Before I met my husband, The Daver, I loved the holidays. When I say loved, I mean LOVED, the kind of love that implies that I would be happiest in my life if I could stay home, make babies with Christmas, hump the leg of Easter every night, and make sweet (yet spooky!) love to Halloween. It was a time of year that I revered: from the sparkling lights to the tacky blow-up house decorations, I loved it all. In my mind, they could have played Christmas music twenty-four/seven by 365 and I would have said nothing aside from, “CRANK THAT PUPPY TO 11!”
And while I use my chance meeting of The Daver as a marker for “When Good Holidays Go Bad,” it’s not really his fault (somewhere, perhaps on a train, he is sitting in shock, mouth agape that I would NOT blame him for something). But with the addition of my Plus One meant a whole extra set of people with a whole extra set of restrictions as to when and where holidays could be celebrated.

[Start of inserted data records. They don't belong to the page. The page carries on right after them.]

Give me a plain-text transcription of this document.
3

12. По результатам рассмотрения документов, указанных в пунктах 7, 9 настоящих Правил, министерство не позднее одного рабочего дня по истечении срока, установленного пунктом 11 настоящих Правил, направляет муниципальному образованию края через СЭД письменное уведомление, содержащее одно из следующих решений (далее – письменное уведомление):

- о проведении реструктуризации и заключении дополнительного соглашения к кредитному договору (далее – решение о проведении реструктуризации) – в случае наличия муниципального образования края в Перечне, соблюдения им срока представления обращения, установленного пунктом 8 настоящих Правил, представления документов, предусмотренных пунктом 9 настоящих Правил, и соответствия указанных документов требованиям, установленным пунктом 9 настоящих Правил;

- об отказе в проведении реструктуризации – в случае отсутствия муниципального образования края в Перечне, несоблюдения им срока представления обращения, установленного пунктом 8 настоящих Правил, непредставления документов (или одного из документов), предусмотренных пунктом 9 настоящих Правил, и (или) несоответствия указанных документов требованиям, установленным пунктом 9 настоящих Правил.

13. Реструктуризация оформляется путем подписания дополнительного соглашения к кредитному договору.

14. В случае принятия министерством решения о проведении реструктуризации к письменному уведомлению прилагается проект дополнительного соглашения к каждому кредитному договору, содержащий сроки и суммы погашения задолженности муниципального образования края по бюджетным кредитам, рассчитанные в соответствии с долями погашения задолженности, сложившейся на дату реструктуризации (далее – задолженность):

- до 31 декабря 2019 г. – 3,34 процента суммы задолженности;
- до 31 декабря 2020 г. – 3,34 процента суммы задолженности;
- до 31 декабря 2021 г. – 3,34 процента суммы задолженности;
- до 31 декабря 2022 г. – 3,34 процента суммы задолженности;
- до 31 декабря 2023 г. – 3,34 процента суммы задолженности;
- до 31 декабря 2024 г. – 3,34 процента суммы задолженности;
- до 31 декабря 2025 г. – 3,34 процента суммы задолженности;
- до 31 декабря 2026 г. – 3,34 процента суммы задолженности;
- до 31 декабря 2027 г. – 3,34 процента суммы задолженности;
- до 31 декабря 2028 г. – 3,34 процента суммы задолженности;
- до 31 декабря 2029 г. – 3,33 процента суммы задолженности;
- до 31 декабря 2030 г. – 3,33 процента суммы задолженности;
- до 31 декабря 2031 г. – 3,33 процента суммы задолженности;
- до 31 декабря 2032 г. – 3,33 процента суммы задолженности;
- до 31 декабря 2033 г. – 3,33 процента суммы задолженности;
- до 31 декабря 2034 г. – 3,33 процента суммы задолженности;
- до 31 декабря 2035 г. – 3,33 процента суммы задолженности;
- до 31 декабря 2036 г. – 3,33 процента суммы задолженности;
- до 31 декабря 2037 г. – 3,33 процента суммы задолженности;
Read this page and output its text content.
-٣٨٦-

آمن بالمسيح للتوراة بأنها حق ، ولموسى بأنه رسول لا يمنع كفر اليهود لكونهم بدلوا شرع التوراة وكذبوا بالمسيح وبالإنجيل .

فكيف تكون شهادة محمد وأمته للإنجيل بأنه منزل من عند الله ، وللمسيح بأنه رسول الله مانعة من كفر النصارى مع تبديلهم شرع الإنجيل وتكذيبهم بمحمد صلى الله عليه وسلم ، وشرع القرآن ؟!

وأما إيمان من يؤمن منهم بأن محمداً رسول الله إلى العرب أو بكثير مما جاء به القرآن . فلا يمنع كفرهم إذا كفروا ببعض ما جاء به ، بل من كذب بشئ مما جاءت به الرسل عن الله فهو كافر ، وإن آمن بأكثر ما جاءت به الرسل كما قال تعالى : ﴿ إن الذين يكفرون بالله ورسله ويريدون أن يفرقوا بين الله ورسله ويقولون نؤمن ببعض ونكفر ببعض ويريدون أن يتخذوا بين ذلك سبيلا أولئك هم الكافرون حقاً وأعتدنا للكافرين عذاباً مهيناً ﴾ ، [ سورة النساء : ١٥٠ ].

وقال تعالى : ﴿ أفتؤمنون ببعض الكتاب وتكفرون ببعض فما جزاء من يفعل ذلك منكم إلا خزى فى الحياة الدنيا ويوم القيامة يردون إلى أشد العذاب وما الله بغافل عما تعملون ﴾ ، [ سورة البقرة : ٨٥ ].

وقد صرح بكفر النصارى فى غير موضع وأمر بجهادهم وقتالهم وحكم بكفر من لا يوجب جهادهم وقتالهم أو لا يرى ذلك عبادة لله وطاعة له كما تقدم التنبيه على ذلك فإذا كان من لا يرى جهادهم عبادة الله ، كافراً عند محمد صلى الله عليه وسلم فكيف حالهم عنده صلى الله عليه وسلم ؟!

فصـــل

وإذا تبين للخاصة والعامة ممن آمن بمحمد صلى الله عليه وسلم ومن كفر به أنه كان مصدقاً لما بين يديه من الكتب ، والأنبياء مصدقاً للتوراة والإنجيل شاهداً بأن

For years our holiday schedule went something like this: drive three hours into Wisconsin for breakfast at precisely 9 a.m. at specific diner where we all had to eat pancakes and sausage, sit for exactly and hour and fifteen minutes with two bathroom breaks. Then loop through the upper peninsula of Michigan to climb the warthog infested mountain of snow in order to secure the holy grail of rare beer for XX family member. Stop for gas and bathroom break on way to Arizona to drop of package for other family member who’d forgotten to mail it. At 11 p.m., on the way home, finally have lunch at an oasis McDonald’s.
We came back from that first holiday, “The Holiday of the Ghost of Our Future,” and I wept openly for several hours while Dave chewed his nails and paced the floors. We were both just tapped out and exhausted, and as for Ben, he was so overwrought and inconsolable that this expenditure undid about three months worth of previous therapy.